Updated: Jan 28, 2024

| 2 min read

Overview

Elasticsearch permits you to set a limit of shards per node, which could result in shards not being allocated once that limit is exceeded. The effect of having unallocated replica shards is that you do not have replica copies of your data, and could lose data if the primary shard is lost or corrupted (cluster yellow). The outcome of having unallocated primary shards is that you are not able to write data to the index at all (cluster red). If you get this warning it is important to take the necessary actions to fix it as soon as possible.

The shards per node limit may have been set up at an index level or at a cluster level, so you need to find out which of the settings are causing this warning.

How to fix it

Check to see whether the limit is at a cluster level or index level.

Cluster level shards limit

Run:

GET /_cluster/settings

Look for a setting:

cluster.routing.allocation.total_shards_per_node

If you don’t see the above setting, then ignore this section, and go to index level shards limit below.
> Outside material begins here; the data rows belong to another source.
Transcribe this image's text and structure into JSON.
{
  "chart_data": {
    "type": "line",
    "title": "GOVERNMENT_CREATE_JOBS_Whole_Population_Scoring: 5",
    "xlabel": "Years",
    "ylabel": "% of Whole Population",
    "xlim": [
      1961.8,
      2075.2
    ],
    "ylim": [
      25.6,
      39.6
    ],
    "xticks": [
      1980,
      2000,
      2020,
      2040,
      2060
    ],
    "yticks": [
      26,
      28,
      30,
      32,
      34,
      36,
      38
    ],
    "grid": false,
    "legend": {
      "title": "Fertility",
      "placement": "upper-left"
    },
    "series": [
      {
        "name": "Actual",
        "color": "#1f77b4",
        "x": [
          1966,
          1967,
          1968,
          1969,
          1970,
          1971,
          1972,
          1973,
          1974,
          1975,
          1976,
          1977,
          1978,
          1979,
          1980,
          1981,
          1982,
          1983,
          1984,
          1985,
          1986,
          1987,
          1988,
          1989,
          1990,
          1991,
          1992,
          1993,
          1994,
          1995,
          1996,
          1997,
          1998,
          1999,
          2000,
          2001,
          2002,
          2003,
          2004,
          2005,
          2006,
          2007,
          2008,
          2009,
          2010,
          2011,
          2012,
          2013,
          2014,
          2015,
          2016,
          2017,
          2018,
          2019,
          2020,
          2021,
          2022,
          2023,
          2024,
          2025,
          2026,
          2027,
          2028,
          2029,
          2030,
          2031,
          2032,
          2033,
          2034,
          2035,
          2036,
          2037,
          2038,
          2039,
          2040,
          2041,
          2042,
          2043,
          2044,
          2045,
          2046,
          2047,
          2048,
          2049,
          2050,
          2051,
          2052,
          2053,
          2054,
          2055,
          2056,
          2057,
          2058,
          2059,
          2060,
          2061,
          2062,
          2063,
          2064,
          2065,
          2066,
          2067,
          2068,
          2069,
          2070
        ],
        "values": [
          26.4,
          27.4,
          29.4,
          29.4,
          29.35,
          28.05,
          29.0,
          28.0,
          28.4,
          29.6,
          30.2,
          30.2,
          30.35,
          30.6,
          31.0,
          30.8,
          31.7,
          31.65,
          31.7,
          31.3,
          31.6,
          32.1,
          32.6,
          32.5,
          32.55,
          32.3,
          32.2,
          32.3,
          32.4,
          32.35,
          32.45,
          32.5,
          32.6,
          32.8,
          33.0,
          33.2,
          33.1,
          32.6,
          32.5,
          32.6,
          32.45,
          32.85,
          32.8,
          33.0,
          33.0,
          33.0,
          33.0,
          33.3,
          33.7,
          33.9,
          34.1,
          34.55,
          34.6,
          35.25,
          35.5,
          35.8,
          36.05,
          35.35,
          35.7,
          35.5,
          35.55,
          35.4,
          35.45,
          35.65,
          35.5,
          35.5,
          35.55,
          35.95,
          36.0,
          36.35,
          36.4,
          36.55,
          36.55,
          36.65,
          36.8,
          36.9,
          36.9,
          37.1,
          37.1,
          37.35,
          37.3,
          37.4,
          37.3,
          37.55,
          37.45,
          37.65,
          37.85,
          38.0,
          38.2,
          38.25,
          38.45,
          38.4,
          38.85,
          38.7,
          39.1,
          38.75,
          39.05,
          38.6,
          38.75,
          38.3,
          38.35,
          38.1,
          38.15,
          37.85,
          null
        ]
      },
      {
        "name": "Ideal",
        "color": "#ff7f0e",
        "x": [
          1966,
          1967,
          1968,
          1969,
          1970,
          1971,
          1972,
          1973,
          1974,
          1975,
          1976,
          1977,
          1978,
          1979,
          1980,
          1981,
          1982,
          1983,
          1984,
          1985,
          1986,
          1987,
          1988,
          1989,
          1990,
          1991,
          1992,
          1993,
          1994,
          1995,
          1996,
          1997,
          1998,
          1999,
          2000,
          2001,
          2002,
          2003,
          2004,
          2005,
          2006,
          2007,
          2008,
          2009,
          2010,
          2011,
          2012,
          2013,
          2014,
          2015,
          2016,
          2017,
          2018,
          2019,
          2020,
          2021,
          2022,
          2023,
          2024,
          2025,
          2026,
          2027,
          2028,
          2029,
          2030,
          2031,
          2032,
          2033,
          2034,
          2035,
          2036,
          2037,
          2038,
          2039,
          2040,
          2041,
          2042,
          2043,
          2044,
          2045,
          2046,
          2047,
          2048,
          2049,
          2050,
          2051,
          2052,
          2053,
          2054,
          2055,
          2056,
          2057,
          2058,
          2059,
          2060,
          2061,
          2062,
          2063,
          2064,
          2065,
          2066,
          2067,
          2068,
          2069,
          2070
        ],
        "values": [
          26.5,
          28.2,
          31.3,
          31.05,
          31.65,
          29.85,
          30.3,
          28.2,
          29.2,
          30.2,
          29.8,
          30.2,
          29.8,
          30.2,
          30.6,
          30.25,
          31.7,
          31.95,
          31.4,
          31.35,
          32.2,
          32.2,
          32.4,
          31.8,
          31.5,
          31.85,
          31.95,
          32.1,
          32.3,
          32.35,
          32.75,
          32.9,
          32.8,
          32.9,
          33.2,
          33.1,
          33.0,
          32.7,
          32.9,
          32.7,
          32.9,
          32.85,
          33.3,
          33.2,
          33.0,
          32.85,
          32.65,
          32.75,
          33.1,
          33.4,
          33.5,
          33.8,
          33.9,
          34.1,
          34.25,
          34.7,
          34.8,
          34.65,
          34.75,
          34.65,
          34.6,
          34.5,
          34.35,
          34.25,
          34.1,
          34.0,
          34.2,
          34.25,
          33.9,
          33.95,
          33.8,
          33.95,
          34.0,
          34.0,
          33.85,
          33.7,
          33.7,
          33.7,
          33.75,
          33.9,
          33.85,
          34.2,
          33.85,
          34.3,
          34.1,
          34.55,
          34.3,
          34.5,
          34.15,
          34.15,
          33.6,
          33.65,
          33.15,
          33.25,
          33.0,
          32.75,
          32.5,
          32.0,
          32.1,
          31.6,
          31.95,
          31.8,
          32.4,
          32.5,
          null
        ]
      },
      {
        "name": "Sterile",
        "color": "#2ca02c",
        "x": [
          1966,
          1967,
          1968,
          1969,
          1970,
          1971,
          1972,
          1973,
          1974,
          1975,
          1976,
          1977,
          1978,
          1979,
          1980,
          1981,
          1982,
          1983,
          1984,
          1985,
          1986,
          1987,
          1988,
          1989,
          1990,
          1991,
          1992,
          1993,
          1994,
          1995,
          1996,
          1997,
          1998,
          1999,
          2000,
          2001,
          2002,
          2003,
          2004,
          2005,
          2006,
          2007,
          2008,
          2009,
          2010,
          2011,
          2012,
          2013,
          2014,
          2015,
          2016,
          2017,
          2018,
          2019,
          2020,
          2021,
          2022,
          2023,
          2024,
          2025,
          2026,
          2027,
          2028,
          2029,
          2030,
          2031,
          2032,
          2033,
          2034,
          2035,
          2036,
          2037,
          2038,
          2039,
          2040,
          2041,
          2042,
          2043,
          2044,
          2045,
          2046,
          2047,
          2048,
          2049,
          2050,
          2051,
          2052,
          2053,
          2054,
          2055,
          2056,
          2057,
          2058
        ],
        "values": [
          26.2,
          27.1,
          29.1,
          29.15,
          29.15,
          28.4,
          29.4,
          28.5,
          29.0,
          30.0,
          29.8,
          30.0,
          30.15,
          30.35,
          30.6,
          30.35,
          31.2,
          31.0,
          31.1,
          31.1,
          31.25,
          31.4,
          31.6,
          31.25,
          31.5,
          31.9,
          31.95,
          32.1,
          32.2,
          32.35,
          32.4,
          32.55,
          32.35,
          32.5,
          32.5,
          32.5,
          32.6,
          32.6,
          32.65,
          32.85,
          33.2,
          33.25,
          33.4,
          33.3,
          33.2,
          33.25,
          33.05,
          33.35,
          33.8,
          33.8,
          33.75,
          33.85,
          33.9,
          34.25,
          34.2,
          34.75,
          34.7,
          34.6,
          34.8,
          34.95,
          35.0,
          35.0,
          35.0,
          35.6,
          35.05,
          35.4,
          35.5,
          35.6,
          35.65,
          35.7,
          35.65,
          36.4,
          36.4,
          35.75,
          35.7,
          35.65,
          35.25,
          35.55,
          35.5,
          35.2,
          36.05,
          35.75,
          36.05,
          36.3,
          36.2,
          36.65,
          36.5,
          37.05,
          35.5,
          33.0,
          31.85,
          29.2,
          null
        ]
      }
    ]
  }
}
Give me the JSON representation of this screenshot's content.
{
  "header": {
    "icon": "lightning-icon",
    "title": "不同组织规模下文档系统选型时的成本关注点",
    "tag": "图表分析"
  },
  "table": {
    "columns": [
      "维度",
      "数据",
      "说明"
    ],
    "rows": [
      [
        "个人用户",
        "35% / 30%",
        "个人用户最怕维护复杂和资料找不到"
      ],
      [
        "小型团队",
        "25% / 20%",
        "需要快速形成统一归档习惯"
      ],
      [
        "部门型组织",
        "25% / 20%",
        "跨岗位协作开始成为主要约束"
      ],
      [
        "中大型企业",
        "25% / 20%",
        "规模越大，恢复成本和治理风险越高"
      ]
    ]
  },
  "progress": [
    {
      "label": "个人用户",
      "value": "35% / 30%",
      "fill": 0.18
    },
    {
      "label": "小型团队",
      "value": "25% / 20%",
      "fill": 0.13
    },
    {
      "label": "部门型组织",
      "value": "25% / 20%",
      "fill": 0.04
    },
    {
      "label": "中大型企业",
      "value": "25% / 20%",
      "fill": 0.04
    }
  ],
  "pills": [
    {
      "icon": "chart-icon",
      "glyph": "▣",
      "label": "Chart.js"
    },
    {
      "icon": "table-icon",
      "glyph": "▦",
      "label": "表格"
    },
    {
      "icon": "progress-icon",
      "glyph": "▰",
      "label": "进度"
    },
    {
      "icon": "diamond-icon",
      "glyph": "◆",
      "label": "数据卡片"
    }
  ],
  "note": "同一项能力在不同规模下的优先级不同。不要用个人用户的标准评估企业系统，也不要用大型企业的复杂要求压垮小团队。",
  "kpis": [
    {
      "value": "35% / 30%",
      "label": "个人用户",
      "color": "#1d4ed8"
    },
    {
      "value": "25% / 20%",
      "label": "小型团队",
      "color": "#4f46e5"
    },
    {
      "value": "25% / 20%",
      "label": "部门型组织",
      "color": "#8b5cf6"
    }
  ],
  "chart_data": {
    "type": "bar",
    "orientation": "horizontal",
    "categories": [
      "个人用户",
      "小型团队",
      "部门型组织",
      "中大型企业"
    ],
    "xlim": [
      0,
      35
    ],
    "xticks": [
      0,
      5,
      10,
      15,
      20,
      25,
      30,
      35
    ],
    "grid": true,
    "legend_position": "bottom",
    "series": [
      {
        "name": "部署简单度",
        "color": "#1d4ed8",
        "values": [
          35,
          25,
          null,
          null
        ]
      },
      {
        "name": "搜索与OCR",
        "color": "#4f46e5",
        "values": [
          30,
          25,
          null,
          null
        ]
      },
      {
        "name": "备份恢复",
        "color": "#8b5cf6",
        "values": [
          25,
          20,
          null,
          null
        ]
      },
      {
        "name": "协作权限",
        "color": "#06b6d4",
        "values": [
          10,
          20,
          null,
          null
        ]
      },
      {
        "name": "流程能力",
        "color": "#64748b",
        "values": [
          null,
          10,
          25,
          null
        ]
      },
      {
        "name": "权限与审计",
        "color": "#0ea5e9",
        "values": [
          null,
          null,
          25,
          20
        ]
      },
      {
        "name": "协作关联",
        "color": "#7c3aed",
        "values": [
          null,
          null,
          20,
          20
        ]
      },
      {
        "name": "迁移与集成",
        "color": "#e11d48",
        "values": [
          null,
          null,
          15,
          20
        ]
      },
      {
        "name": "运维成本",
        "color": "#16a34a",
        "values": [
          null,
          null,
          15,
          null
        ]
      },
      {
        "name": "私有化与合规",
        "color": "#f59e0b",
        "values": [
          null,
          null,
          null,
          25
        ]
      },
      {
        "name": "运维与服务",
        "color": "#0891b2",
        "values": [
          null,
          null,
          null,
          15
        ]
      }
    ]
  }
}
As a quick fix you can either delete old indices, or increase the number of shards to what you need, but be aware that a large number of shards on your node can cause performance problems, and in an extreme cases even bring your cluster down.

PUT /_cluster/settings
{
  "transient": {
	"cluster.routing.allocation.total_shards_per_node": 1000
  }
}

It is preferable to apply a permanent fix, see Shards Too Small (Oversharding) in Elasticsearch – Explained and Elasticsearch Search Latency Due to Bursts of Traffic – A Complete Guide to learn more.

Index level shards limit

It is possible to limit the number of shards per node for a given index. Check the settings for the yellow or red index with:

GET /<index>/_settings/index.routing*

Look for the setting: index.routing.allocation.total_shards_per_node

This setting is sometimes used to force Elasticsearch to spread nodes on a certain index across a cluster, but may come into conflict with other cluster allocation settings (eg. if the disk is getting full on one node, or if the number of nodes has reduced).

Before changing the setting, it is probably worth considering why Elasticsearch is unable to respect the rule, and fixing the root cause (ie delete old indices, or recover/replace a node which is down). However if that is not possible, if the current setting is just wrong, or if you only need a short term fix then you can change the index level setting using the following:

PUT <index>/_settings
{"index.routing.allocation.total_shards_per_node":-1}

Note in the code above -1 = Unbounded, or set the number to whatever you need.